Published in the American Journal of Human Genetics, this is the most comprehensive account to date of the regions on the genome associated with muscle mass.
It is estimated that there are around nine hundred thousand people affected by age-related muscle loss in the UK alone. With that loss comes an increase in the risk of falls, fractures, loss of independence and in some cases, death. Currently there is no effective drug treatment to prevent or reverse this type of muscle loss.
Dr Arimantas Lionikas who led the project explains: “A decline in muscle mass and strength is a universal companion of ageing, and muscle weakness is a main cause of falls and fractures in the elderly.

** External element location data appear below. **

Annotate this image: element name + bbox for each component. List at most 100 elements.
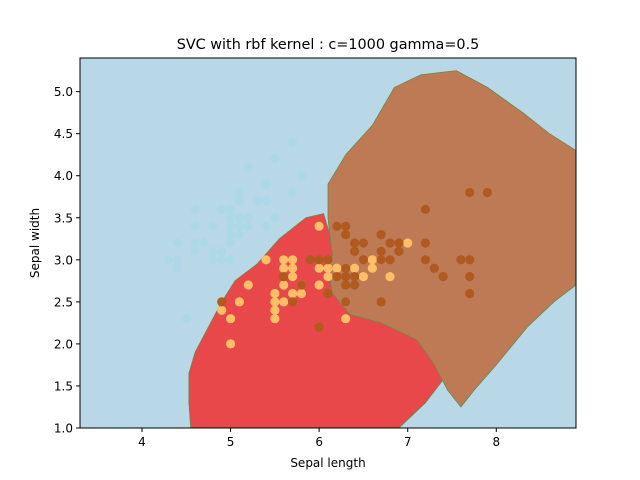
data-point [279, 255, 289, 265]
data-point [341, 297, 351, 307]
data-point [358, 255, 368, 265]
data-point [465, 187, 475, 198]
data-point [376, 246, 386, 256]
data-point [367, 255, 377, 265]
data-point [226, 204, 236, 214]
plot-area [79, 57, 577, 429]
x-tick-label: 6 [315, 435, 323, 449]
data-point [172, 238, 182, 248]
data-point [261, 196, 271, 206]
data-point [288, 288, 298, 299]
data-point [420, 238, 430, 248]
data-point [350, 263, 360, 273]
data-point [465, 272, 475, 282]
region-virginica [327, 70, 576, 408]
data-point [456, 255, 466, 265]
data-point [243, 221, 253, 231]
y-tick-label: 4.5 [54, 127, 73, 141]
data-point [420, 204, 430, 214]
data-point [217, 246, 227, 256]
data-point [208, 255, 218, 265]
data-point [438, 272, 448, 282]
data-point [323, 288, 333, 299]
y-tick-label: 5.0 [54, 85, 73, 99]
data-point [376, 230, 386, 240]
data-point [341, 272, 351, 282]
data-point [261, 221, 271, 231]
data-point [314, 255, 324, 265]
data-point [270, 314, 280, 324]
data-point [279, 297, 289, 307]
x-tick-label: 7 [404, 435, 412, 449]
data-point [234, 213, 244, 223]
data-point [376, 255, 386, 265]
data-point [323, 255, 333, 265]
data-point [270, 154, 280, 164]
data-point [226, 238, 236, 248]
data-point [217, 305, 227, 315]
data-point [243, 280, 253, 290]
data-point [261, 179, 271, 189]
data-point [465, 288, 475, 299]
data-point [226, 221, 236, 231]
data-point [420, 255, 430, 265]
y-tick-label: 1.0 [54, 422, 73, 436]
data-point [332, 263, 342, 273]
data-point [323, 263, 333, 273]
y-axis-title: Sepal width [28, 208, 42, 278]
data-point [358, 238, 368, 248]
y-axis: 1.0 1.5 2.0 2.5 3.0 3.5 4.0 4.5 5.0 [54, 85, 80, 436]
data-point [305, 255, 315, 265]
data-point [341, 280, 351, 290]
data-point [270, 288, 280, 299]
data-point [332, 272, 342, 282]
data-point [217, 255, 227, 265]
data-point [199, 238, 209, 248]
data-point [234, 297, 244, 307]
data-point [341, 230, 351, 240]
data-point [234, 221, 244, 231]
data-point [385, 255, 395, 265]
data-point [208, 221, 218, 231]
plot-frame [79, 57, 577, 429]
data-point [172, 255, 182, 265]
data-point [164, 255, 174, 265]
data-point [323, 272, 333, 282]
data-point [288, 255, 298, 265]
data-point [288, 263, 298, 273]
data-point [350, 280, 360, 290]
data-point [234, 196, 244, 206]
data-point [217, 297, 227, 307]
data-point [234, 187, 244, 198]
data-point [296, 280, 306, 290]
data-point [252, 196, 262, 206]
data-point [314, 280, 324, 290]
data-point [279, 280, 289, 290]
data-point [226, 255, 236, 265]
data-point [270, 305, 280, 315]
data-point [279, 272, 289, 282]
x-tick-label: 4 [138, 435, 146, 449]
data-point [332, 221, 342, 231]
data-point [181, 314, 191, 324]
y-tick-label: 2.0 [54, 337, 73, 351]
data-point [296, 288, 306, 299]
y-tick-label: 4.0 [54, 169, 73, 183]
data-point [358, 272, 368, 282]
data-point [288, 137, 298, 147]
data-point [341, 221, 351, 231]
data-point [261, 255, 271, 265]
data-point [226, 213, 236, 223]
y-tick-label: 2.5 [54, 295, 73, 309]
y-tick-label: 3.5 [54, 211, 73, 225]
data-point [341, 263, 351, 273]
data-point [350, 238, 360, 248]
data-point [385, 272, 395, 282]
data-point [226, 339, 236, 349]
data-point [429, 263, 439, 273]
x-tick-label: 8 [492, 435, 500, 449]
data-point [190, 238, 200, 248]
data-point [394, 246, 404, 256]
data-point [243, 162, 253, 172]
data-point [243, 213, 253, 223]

“Ageing-related muscle decline takes place on a backdrop of its condition in youth. Muscle mass can differ extensively between different individuals, however the genes that affect those differences have until now not been known. Our findings address that – and have identified some of these genes.
“This research has revealed that very many genes contribute to the differences in muscle mass and that their effects can be seen in middle age and in elderly individuals.
“The next steps in our research will be to investigate whether some of these genes are suitable targets for drug development to reverse muscle loss.”